Unverschämtes Versprechen

Alles im grünen Bereich, kein Grund zur Panik - das war unlängst die Botschaft von Telekom-Chef René Obermann, als er vor zwei Wochen die Quartalszahlen des Unternehmens vorlegte. Okay: Der Umsatz ist gegenüber dem Vorjahr ein wenig rückläufig, der Kundenbestand ebenso.

Aber er sei zuversichtlich, meinte Obermann, den Aktionären am Ende des Geschäftsjahres wieder eine satte Dividende zahlen zu können. Um welchen Preis ist spätestens seit gestern klar: Von den bundesweit 63 Callcentern des Konzerns wird über die Hälfte geschlossen, darunter auch das Callcenter in Trier. Eine Hiobsbotschaft für 120 Beschäftigte und deren Familien. Da nutzt auch die Beruhigungstablette nichts, die Obermann und Co. mit der bitteren Pille verschickten: Jedem der 8000 betroffenen Mitarbeiter bundesweit werde ein neuer Arbeitsplatz angeboten, so ihr vollmundiges Versprechen. Klingt gut, ist aber in Wahrheit eine Unverschämtheit. Denn klar ist auch, dass allenfalls ein Bruchteil der ohnehin schlecht bezahlten Callcenter-Mitarbeiter davon Gebrauch machen wird, Gebrauch machen kann.
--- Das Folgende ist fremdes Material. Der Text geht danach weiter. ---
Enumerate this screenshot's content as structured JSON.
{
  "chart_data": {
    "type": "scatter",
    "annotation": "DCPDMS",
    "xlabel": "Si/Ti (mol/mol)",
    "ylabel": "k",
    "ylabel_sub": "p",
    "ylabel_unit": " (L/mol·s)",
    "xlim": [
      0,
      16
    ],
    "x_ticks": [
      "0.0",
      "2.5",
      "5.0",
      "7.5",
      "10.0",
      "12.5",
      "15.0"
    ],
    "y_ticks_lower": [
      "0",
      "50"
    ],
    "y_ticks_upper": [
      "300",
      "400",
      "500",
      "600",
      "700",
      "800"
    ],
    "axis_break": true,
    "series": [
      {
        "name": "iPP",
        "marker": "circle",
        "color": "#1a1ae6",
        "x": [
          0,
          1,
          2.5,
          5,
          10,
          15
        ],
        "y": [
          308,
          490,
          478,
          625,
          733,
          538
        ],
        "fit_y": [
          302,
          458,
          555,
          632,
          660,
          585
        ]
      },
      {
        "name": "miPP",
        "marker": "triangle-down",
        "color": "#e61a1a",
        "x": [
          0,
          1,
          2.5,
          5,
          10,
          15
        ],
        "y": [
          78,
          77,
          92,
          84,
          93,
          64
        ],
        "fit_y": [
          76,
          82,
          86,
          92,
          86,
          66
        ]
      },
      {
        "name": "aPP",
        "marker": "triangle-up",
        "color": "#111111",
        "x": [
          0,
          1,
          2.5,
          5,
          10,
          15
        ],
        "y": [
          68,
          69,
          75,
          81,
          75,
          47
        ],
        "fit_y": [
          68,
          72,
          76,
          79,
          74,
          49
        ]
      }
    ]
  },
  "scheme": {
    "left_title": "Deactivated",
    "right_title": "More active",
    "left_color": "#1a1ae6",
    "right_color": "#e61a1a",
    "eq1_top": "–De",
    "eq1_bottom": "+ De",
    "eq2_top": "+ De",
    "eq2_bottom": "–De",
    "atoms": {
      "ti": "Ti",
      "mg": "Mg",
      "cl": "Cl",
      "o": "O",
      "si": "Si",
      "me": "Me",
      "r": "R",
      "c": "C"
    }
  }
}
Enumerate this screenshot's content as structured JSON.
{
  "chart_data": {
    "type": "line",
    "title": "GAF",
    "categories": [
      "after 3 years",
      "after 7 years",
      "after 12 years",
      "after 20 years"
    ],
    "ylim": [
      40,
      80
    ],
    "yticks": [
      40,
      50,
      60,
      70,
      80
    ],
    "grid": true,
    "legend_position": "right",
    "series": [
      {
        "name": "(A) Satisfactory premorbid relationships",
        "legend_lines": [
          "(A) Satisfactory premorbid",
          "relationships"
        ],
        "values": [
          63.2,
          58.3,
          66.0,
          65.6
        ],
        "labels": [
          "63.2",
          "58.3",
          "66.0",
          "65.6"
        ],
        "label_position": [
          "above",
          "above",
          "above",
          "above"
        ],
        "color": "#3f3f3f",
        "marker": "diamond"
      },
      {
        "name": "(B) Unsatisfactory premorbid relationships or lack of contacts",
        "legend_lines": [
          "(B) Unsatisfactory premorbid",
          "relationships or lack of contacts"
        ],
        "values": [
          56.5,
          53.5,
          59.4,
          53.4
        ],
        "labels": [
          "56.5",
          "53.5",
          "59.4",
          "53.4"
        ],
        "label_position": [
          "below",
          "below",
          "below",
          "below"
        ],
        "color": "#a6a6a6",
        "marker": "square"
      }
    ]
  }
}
Wer nur einen Hungerlohn verdient, kann nicht täglich auch noch hunderte Kilometer pendeln oder in die nächstgelegene Callcenter-Stadt Bonn umziehen, wo die Lebenshaltungskosten deutlich höher sind als in und um Trier. Klar ist damit: Für viele Telekom-Beschäftigte bedeutet die Schließungs-Orgie Arbeitslosigkeit. René Obermann hat unlängst gesagt, die Personalkosten müssten weiter sinken. Wer die Zeche zahlen muss, hat er gestern verraten.